Let these two CSV files on the disk:
$ cat /path/to/gdf0.csv
myid,geometry
332,"MULTIPOLYGON Z (((0 0 0, 0 0 1, 0 1 1, 0 0 0)))"
220,"MULTIPOLYGON Z (((1 1 1, 1 1 2, 1 2 2, 1 1 1)))"
$ cat /path/to/gdf1.csv
myid,other
395,"POLYGON Z ((0 0, 1 1, 0 0))"
220,"POLYGON Z ((1 1, 2 2, 1 1))"
394,"POLYGON Z ((2 2, 3 3, 2 2))"
332,"POLYGON Z ((3 3, 4 4, 3 3))"
And then in Python:
import pandas as pd # version: '1.5.2'
import geopandas as gpd # version: '0.12.2'
g0 = gpd.GeoDataFrame(pd.read_csv('/path/to/gdf0.csv'))
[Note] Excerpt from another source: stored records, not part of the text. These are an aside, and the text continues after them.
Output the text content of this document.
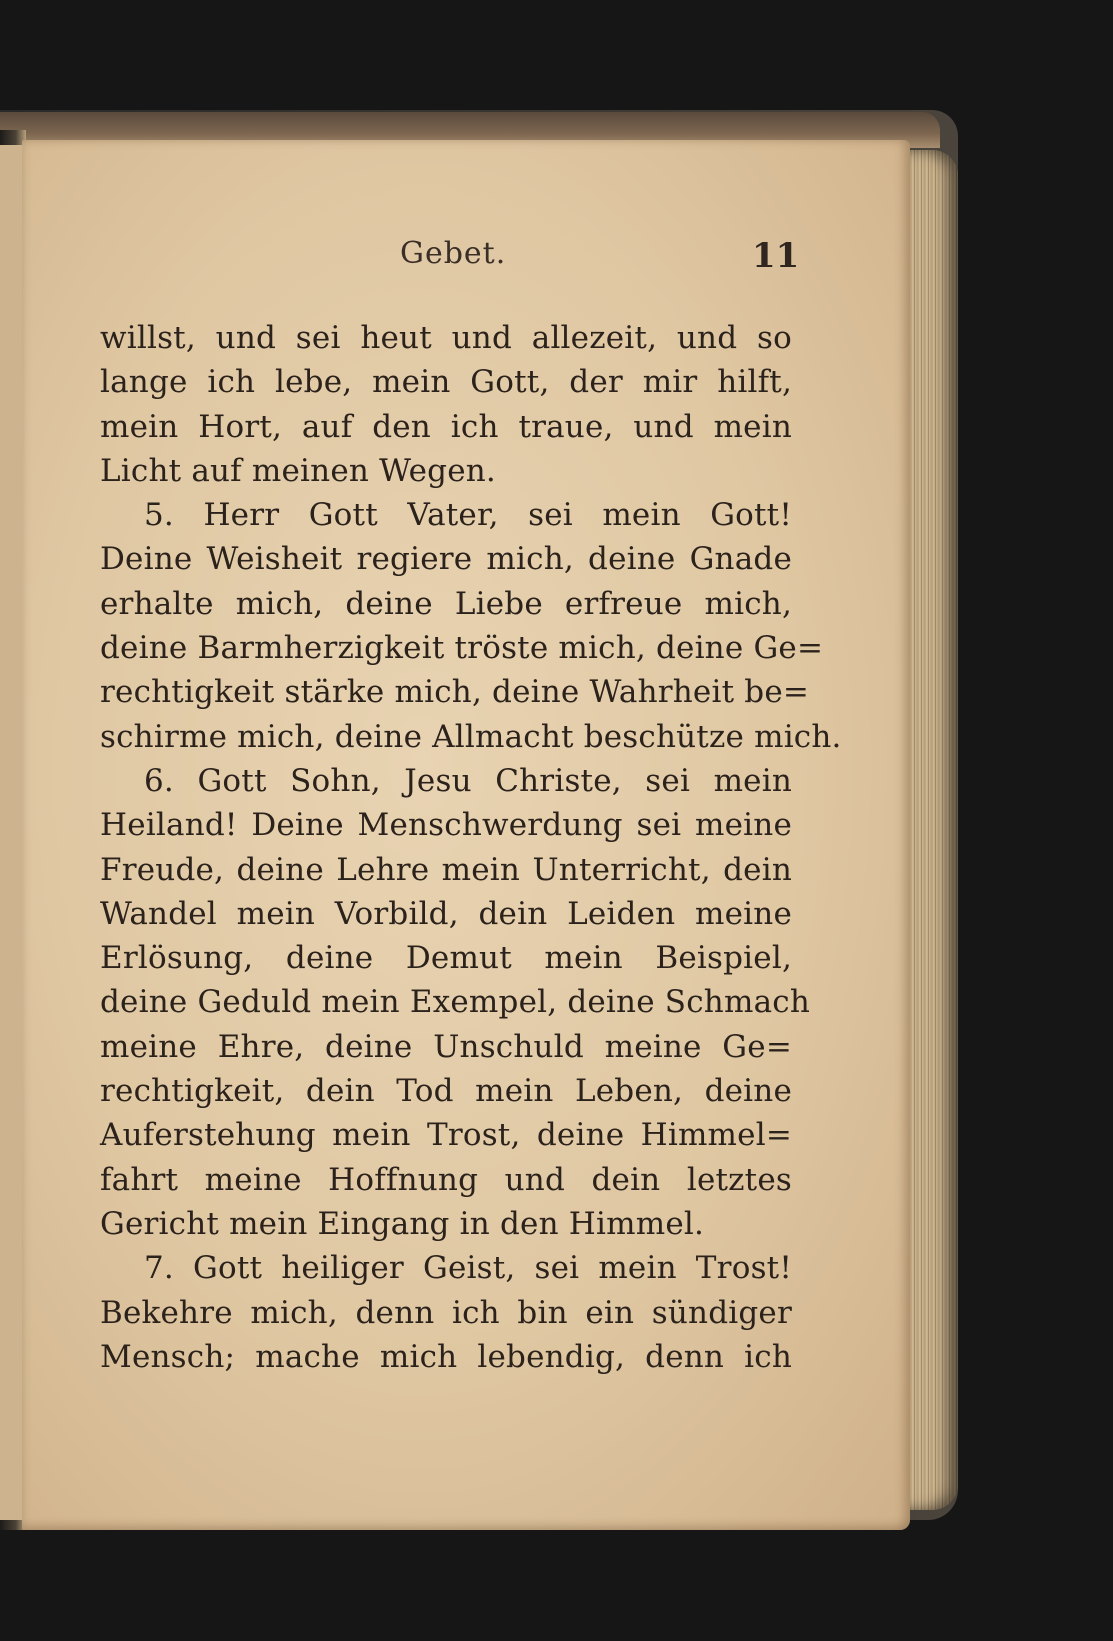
Gebet.	11
willst, und sei heut und allezeit, und so
lange ich lebe, mein Gott, der mir hilft,
mein Hort, auf den ich traue, und mein
Licht auf meinen Wegen.
5. Herr Gott Vater, sei mein Gott!
Deine Weisheit regiere mich, deine Gnade
erhalte mich, deine Liebe erfreue mich,
deine Barmherzigkeit tröste mich, deine Ge=
rechtigkeit stärke mich, deine Wahrheit be=
schirme mich, deine Allmacht beschütze mich.
6. Gott Sohn, Jesu Christe, sei mein
Heiland! Deine Menschwerdung sei meine
Freude, deine Lehre mein Unterricht, dein
Wandel mein Vorbild, dein Leiden meine
Erlösung, deine Demut mein Beispiel,
deine Geduld mein Exempel, deine Schmach
meine Ehre, deine Unschuld meine Ge=
rechtigkeit, dein Tod mein Leben, deine
Auferstehung mein Trost, deine Himmel=
fahrt meine Hoffnung und dein letztes
Gericht mein Eingang in den Himmel.
7. Gott heiliger Geist, sei mein Trost!
Bekehre mich, denn ich bin ein sündiger
Mensch; mache mich lebendig, denn ich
g1 = gpd.GeoDataFrame(pd.read_csv('/path/to/gdf1.csv'))
Why does a simple left join lead to right values as NaN
in the resulting dataframe?
g0.join(g1, on='myid', how='left', lsuffix='_left', rsuffix='_right')
>:
myid_left geometry myid_right other
0 332 MULTIPOLYGON Z (((0 0 0, 0 0 1, 0 1 ... NaN NaN
1 220 MULTIPOLYGON Z (((1 1 1, 1 1 2, 1 2 ... NaN NaN
My expectation was as follows:
g0.join(g1, on='myid', how='left', lsuffix='_left', rsuffix='_right')
>:
myid_left geometry myid_right other
0 332 MULTIPOLYGON Z (((0 0 0, 0 0 1, 0 1 ... 332 POLYGON Z ((3 3, 4 4, 3 3))
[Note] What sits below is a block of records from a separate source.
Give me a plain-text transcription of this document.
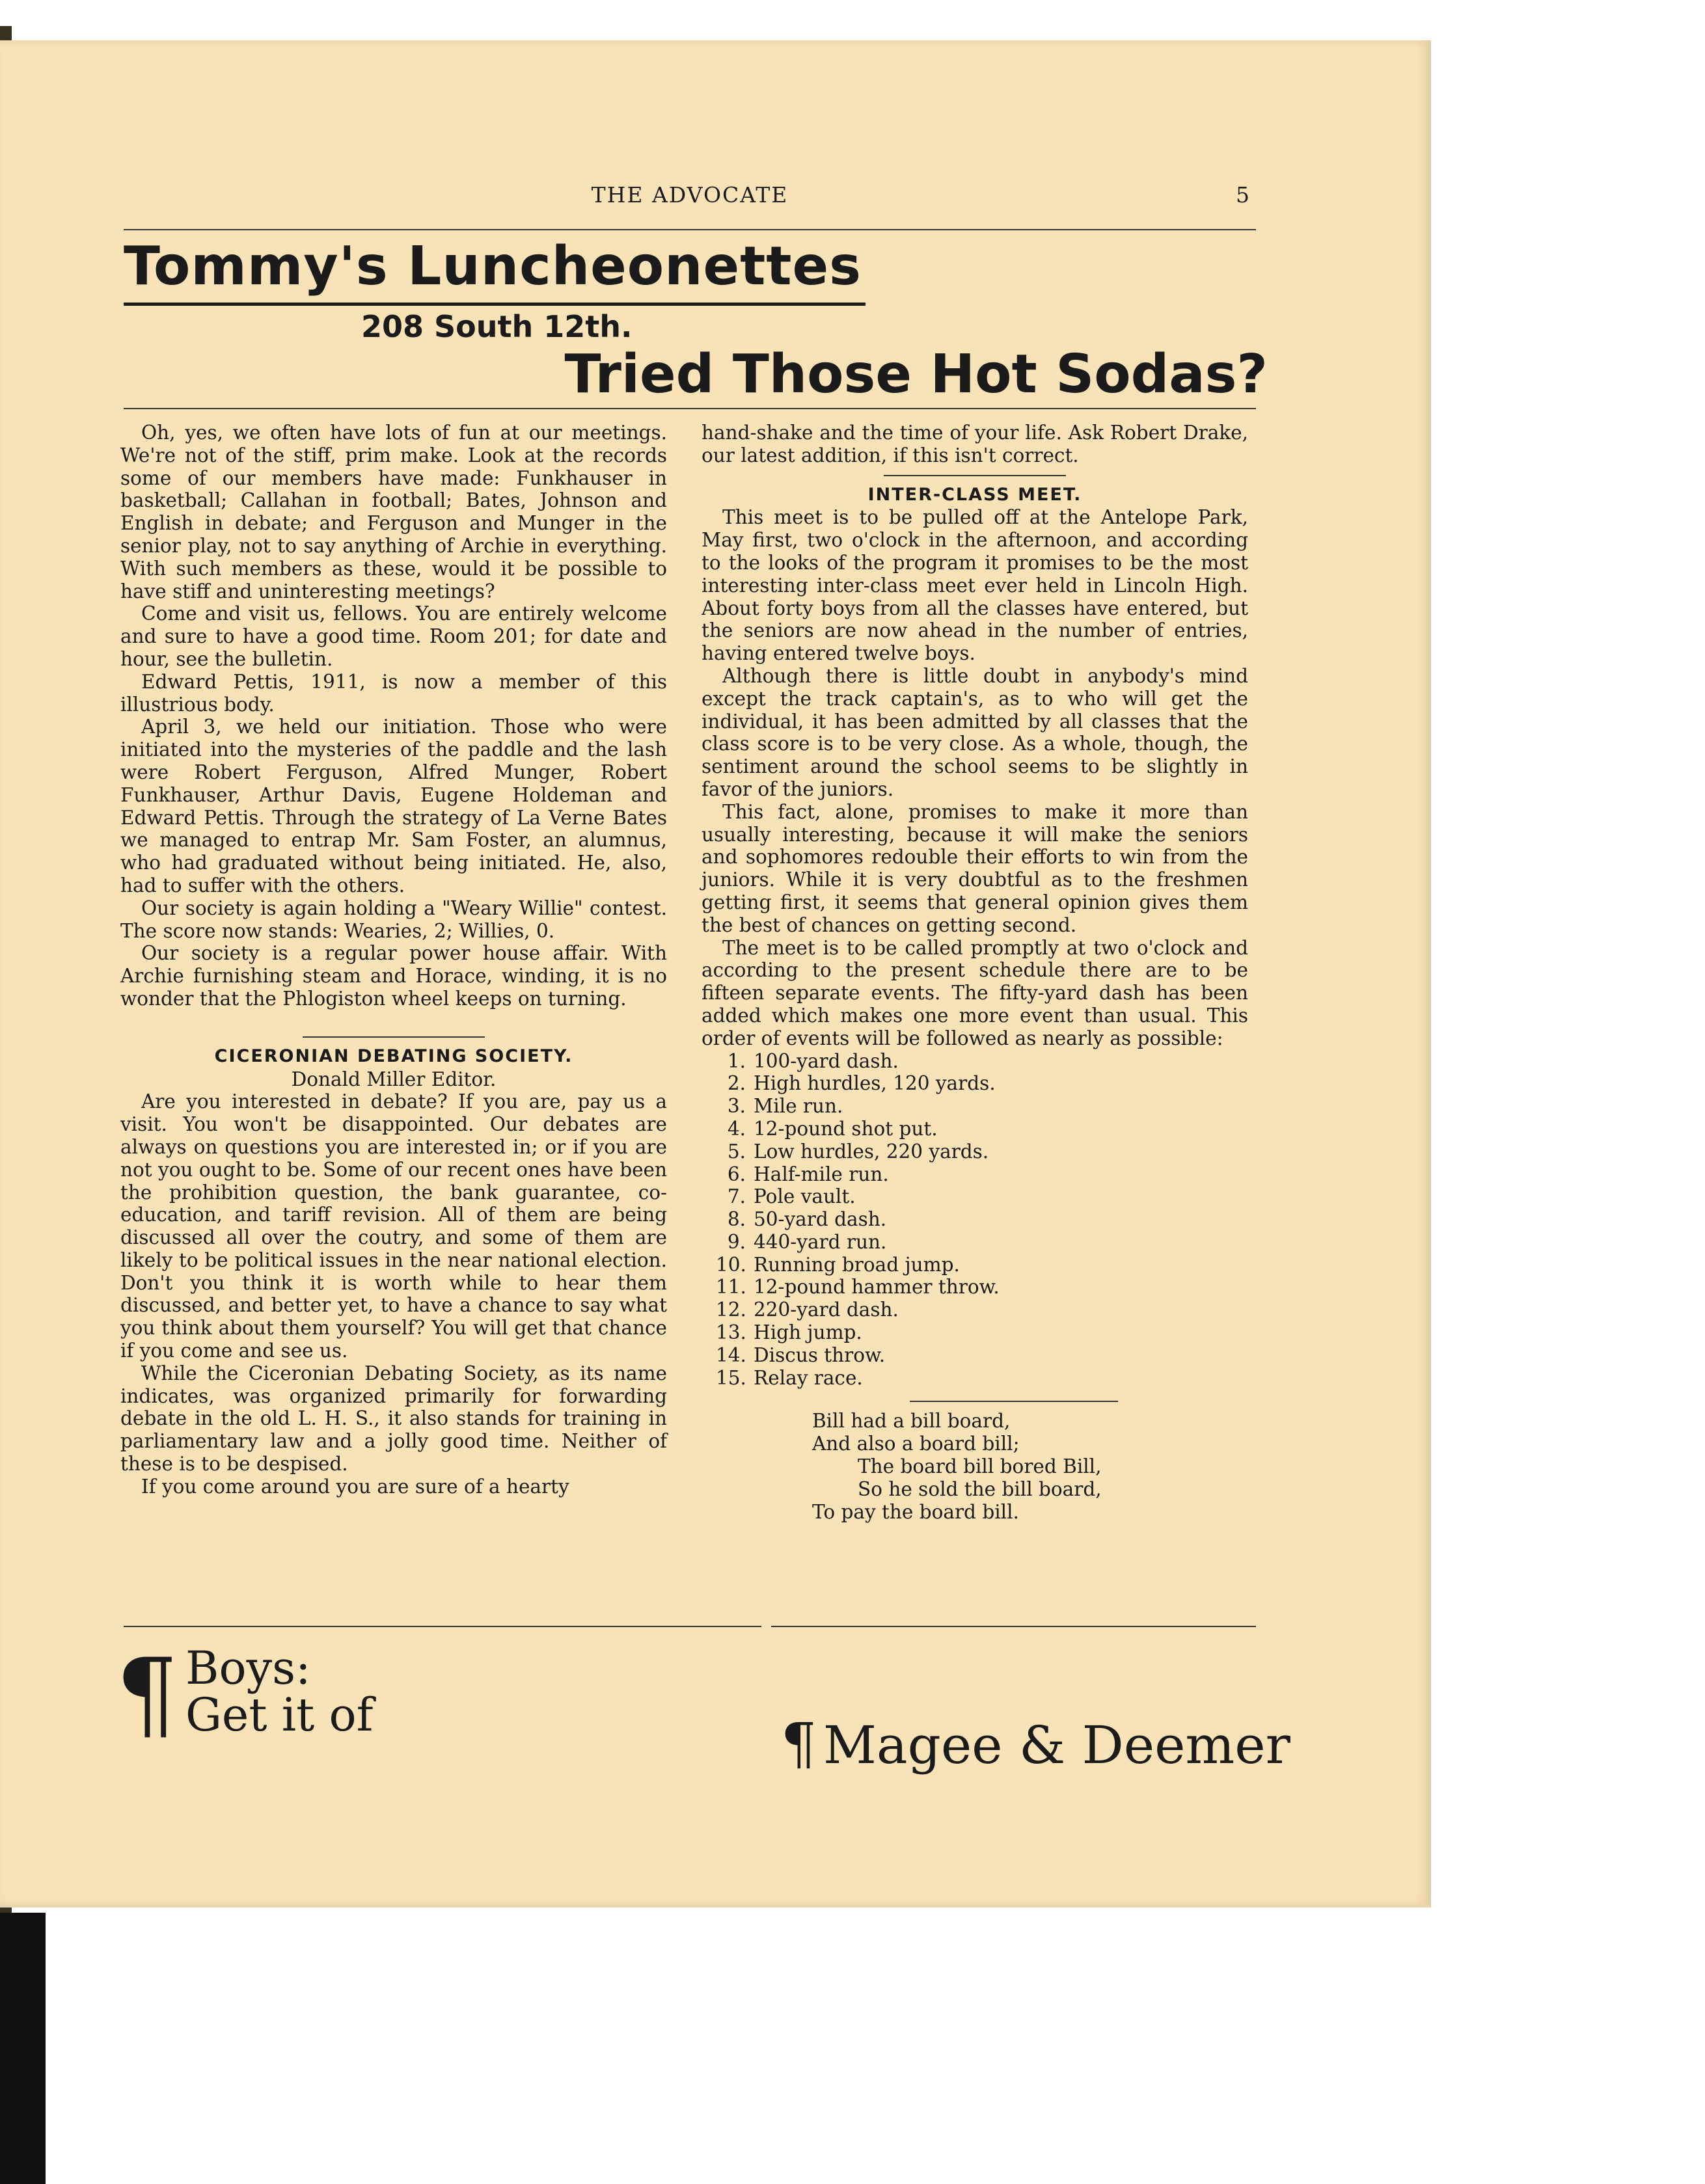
THE ADVOCATE	5
Tommy's Luncheonettes
208 South 12th.
Tried Those Hot Sodas?

Oh, yes, we often have lots of fun at our meetings. We're not of the stiff, prim make. Look at the records some of our members have made: Funkhauser in basketball; Callahan in football; Bates, Johnson and English in debate; and Ferguson and Munger in the senior play, not to say anything of Archie in everything. With such members as these, would it be possible to have stiff and uninteresting meetings?

Come and visit us, fellows. You are entirely welcome and sure to have a good time. Room 201; for date and hour, see the bulletin.

Edward Pettis, 1911, is now a member of this illustrious body.

April 3, we held our initiation. Those who were initiated into the mysteries of the paddle and the lash were Robert Ferguson, Alfred Munger, Robert Funkhauser, Arthur Davis, Eugene Holdeman and Edward Pettis. Through the strategy of La Verne Bates we managed to entrap Mr. Sam Foster, an alumnus, who had graduated without being initiated. He, also, had to suffer with the others.

Our society is again holding a "Weary Willie" contest. The score now stands: Wearies, 2; Willies, 0.

Our society is a regular power house affair. With Archie furnishing steam and Horace, winding, it is no wonder that the Phlogiston wheel keeps on turning.

CICERONIAN DEBATING SOCIETY.
Donald Miller Editor.

Are you interested in debate? If you are, pay us a visit. You won't be disappointed. Our debates are always on questions you are interested in; or if you are not you ought to be. Some of our recent ones have been the prohibition question, the bank guarantee, co-education, and tariff revision. All of them are being discussed all over the coutry, and some of them are likely to be political issues in the near national election. Don't you think it is worth while to hear them discussed, and better yet, to have a chance to say what you think about them yourself? You will get that chance if you come and see us.

While the Ciceronian Debating Society, as its name indicates, was organized primarily for forwarding debate in the old L. H. S., it also stands for training in parliamentary law and a jolly good time. Neither of these is to be despised.

If you come around you are sure of a hearty

hand-shake and the time of your life. Ask Robert Drake, our latest addition, if this isn't correct.

INTER-CLASS MEET.

This meet is to be pulled off at the Antelope Park, May first, two o'clock in the afternoon, and according to the looks of the program it promises to be the most interesting inter-class meet ever held in Lincoln High. About forty boys from all the classes have entered, but the seniors are now ahead in the number of entries, having entered twelve boys.

Although there is little doubt in anybody's mind except the track captain's, as to who will get the individual, it has been admitted by all classes that the class score is to be very close. As a whole, though, the sentiment around the school seems to be slightly in favor of the juniors.

This fact, alone, promises to make it more than usually interesting, because it will make the seniors and sophomores redouble their efforts to win from the juniors. While it is very doubtful as to the freshmen getting first, it seems that general opinion gives them the best of chances on getting second.

The meet is to be called promptly at two o'clock and according to the present schedule there are to be fifteen separate events. The fifty-yard dash has been added which makes one more event than usual. This order of events will be followed as nearly as possible:

1. 100-yard dash.
2. High hurdles, 120 yards.
3. Mile run.
4. 12-pound shot put.
5. Low hurdles, 220 yards.
6. Half-mile run.
7. Pole vault.
8. 50-yard dash.
9. 440-yard run.
10. Running broad jump.
11. 12-pound hammer throw.
12. 220-yard dash.
13. High jump.
14. Discus throw.
15. Relay race.
Bill had a bill board,
And also a board bill;
The board bill bored Bill,
So he sold the bill board,
To pay the board bill.
¶ Boys:
Get it of	¶ Magee & Deemer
1 220 MULTIPOLYGON Z (((1 1 1, 1 1 2, 1 2 ... 220 POLYGON Z ((1 1, 2 2, 1 1))
The result is identical if I load the data as Panda's DataFrames:
g0 = pd.read_csv('/path/to/gdf0.csv')
g1 = pd.read_csv('/path/to/gdf1.csv')
I might have done something stupendously wrong, but what?